Jokowi melihat beberapa bapaslon Pilkada yang menggelar deklarasi dan konser yang mengundang kerumunan massa.

"Saya mengikuti situasi di lapangan, masih banyak pelanggaran protokol yang dilakukan oleh bakal pasangan calon," kata Jokowi saat memimpin rapat terbatas yang disiarkan di Youtube Sekretariat Presiden, Selasa (8/9/2020).

"Misalnya masih ada deklarasi, bapaslon pilkada yang menggelar konser yang dihadiri ribuan dan mengundang kerumunan, menghadirkan massa. Hal seperti ini saya kira harus jadi perhatian kita," sambung Jokowi.

"Sekali lagi, kedisiplinan penerapan protokol kesehatan dalam penyelenggaraan pilkada harus dilakukan, ditegakkan, tidak ada tawar menawar," jelasnya. 

Sebelumnya, pemerintah mempertimbangkan opsi menunda pelantikan pemenang Pilkada 9 Desember 2020 bagi paslon yang terbukti melanggar protokol kesehatan aman Covid-19, yang telah digariskan dalam Peraturan Komisi Pemilihan Umum (PKPU).

Pemerintah mengangkat opsi ini untuk memastikan keseriusan para paslon termasuk stakeholder lainnya seperti parpol pengusung dalam turut mencegah dan membantu penyelesaian penanganan wabah Covid-19.

Sementara itu, menurut Ketua Badan Pengawas Pemilu (Bawaslu) Abhan, bisa saja para calon kepala daerah (Cakada) yang melanggar protokol kesehatan Covid-19 di Pilkada 2020, bisa dikenakanan sanksi pidana.

5 dari 6 halaman

TNI-Polri Diminta Netral

Selain itu, Jokowi juga meminta aparat birokrasi, serta anggota TNI-Polri bersikap netral selama pelaksanaan Pilkada Serentak 2020. 

"Saya minta kepada aparat birokrasi, TNI dan Polri terus bersikap netral dan tidak memihak pada satu pasangan calon tertentu," ujar Jokowi saat membuka rapat terbatas, Selasa (8/9/2020).

Dia pun ingin agar kualitas demokrasi ditingkatkan meski Pilkada 2020 digelar di tengah pandemi Covid-19. Selain protokol kesehatan, dia mengatakan, pelaksanaan Pilkada 2020 juga harus memperhatikan netralitas aparat.

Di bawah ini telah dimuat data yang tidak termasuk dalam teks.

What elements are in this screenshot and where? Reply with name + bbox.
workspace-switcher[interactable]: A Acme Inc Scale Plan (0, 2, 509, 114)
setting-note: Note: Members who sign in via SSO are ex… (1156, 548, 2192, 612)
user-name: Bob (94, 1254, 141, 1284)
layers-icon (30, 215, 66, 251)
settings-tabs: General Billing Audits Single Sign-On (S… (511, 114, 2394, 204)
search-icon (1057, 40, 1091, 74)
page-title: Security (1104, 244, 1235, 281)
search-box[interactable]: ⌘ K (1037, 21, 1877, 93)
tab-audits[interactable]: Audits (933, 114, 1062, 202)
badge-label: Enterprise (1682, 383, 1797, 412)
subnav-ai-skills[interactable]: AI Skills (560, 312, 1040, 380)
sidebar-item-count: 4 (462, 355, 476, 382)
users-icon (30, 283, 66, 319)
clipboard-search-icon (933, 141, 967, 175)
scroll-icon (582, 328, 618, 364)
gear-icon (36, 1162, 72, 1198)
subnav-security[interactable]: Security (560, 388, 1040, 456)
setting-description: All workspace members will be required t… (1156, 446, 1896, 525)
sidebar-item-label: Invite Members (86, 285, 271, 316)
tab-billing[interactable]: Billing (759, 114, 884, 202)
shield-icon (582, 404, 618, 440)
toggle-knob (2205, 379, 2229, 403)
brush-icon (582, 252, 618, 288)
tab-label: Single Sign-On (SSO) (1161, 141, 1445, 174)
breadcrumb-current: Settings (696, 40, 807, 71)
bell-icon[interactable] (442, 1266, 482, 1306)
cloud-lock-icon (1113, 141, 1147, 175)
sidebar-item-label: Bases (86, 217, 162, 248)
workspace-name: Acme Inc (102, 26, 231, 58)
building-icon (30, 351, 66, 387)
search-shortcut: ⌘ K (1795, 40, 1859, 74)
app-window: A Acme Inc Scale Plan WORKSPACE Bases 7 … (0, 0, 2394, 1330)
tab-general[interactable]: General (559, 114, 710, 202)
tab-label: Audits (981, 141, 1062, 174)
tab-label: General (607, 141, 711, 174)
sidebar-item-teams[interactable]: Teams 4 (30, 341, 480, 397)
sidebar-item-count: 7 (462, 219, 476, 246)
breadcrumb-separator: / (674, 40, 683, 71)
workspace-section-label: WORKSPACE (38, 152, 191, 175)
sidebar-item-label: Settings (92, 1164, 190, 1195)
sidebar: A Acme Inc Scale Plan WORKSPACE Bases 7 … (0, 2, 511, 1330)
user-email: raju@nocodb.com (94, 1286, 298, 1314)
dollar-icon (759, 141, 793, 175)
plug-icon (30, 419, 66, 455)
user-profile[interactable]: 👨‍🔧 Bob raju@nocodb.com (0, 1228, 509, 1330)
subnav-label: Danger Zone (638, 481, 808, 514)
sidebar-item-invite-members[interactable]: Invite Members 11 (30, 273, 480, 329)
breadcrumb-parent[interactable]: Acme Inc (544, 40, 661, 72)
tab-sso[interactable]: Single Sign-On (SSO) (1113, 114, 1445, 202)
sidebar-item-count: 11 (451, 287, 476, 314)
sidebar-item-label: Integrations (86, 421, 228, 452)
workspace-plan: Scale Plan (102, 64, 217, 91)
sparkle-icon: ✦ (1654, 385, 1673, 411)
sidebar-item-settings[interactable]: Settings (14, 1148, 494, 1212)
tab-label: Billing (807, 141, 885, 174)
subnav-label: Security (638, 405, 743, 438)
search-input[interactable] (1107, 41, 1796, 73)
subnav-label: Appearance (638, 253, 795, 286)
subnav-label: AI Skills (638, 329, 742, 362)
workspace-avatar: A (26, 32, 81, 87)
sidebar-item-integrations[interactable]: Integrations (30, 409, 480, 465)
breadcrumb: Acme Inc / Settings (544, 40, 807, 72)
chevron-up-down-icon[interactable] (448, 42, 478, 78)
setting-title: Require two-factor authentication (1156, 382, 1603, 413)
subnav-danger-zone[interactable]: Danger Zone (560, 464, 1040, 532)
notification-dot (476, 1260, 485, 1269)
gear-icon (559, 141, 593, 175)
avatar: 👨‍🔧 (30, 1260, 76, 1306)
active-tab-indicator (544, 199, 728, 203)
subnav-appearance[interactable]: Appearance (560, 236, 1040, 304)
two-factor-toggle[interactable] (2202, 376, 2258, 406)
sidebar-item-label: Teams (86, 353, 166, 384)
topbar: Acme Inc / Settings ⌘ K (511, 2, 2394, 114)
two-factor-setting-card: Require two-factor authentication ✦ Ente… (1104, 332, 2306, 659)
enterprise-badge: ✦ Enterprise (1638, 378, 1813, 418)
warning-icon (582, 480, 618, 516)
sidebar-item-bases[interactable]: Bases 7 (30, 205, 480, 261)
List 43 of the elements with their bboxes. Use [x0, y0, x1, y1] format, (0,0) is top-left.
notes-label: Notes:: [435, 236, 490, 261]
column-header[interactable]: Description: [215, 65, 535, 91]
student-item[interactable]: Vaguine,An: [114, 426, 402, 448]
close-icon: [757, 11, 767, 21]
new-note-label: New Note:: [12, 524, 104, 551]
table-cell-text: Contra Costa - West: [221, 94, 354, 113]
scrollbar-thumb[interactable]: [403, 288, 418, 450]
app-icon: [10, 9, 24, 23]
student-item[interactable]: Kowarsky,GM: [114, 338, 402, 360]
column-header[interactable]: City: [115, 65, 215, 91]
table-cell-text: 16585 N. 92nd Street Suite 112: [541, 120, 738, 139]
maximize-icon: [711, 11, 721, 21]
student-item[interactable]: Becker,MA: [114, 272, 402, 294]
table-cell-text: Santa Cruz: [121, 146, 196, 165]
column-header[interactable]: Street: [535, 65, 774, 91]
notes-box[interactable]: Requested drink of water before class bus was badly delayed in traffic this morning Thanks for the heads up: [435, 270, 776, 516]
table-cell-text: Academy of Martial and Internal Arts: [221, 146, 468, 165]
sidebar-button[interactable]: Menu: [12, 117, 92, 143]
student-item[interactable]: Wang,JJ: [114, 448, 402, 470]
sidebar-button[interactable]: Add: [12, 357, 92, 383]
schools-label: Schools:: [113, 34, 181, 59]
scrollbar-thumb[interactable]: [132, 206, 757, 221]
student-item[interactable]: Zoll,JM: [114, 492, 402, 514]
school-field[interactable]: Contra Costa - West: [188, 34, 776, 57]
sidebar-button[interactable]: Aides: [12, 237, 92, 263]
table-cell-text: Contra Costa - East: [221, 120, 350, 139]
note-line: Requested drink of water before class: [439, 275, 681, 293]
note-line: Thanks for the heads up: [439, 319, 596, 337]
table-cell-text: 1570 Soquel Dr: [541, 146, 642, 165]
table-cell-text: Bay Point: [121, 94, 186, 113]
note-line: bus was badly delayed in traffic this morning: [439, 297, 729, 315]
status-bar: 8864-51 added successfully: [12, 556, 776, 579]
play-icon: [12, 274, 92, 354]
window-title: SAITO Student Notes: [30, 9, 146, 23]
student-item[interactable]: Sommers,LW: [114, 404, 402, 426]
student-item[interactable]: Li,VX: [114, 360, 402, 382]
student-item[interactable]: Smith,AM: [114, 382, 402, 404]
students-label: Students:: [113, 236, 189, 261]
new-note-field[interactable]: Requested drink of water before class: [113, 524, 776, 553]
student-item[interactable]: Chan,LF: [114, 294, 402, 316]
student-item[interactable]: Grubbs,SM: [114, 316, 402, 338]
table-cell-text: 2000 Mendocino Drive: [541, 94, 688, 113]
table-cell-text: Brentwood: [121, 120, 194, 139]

"Kita ingin dalam posisi yang sulit seperti ini demokrasi kita semakin dewasa, demokrasi kita semakin matang," ucap Jokowi.

6 dari 6 halaman

Tidak Ada Politik Identitas dan SARA

Tak kalah penting, Jokowi juga mengingatkan jangan sampai ada pengunaan bahasa, narasi, dan simbol-simbol yang dapat menimbulkan perpecahan di masyarakat.

Menurut mantan Gubernur DKI Jakarta ini, harus ada ketegasan bagi yang menggunakan politik identias dan politik SARA.

"Kita mendorong para calon beradu program, kontestasi gagasan, beradu kemampuan untuk menjadi pemimpin daerah," kata Jokowi.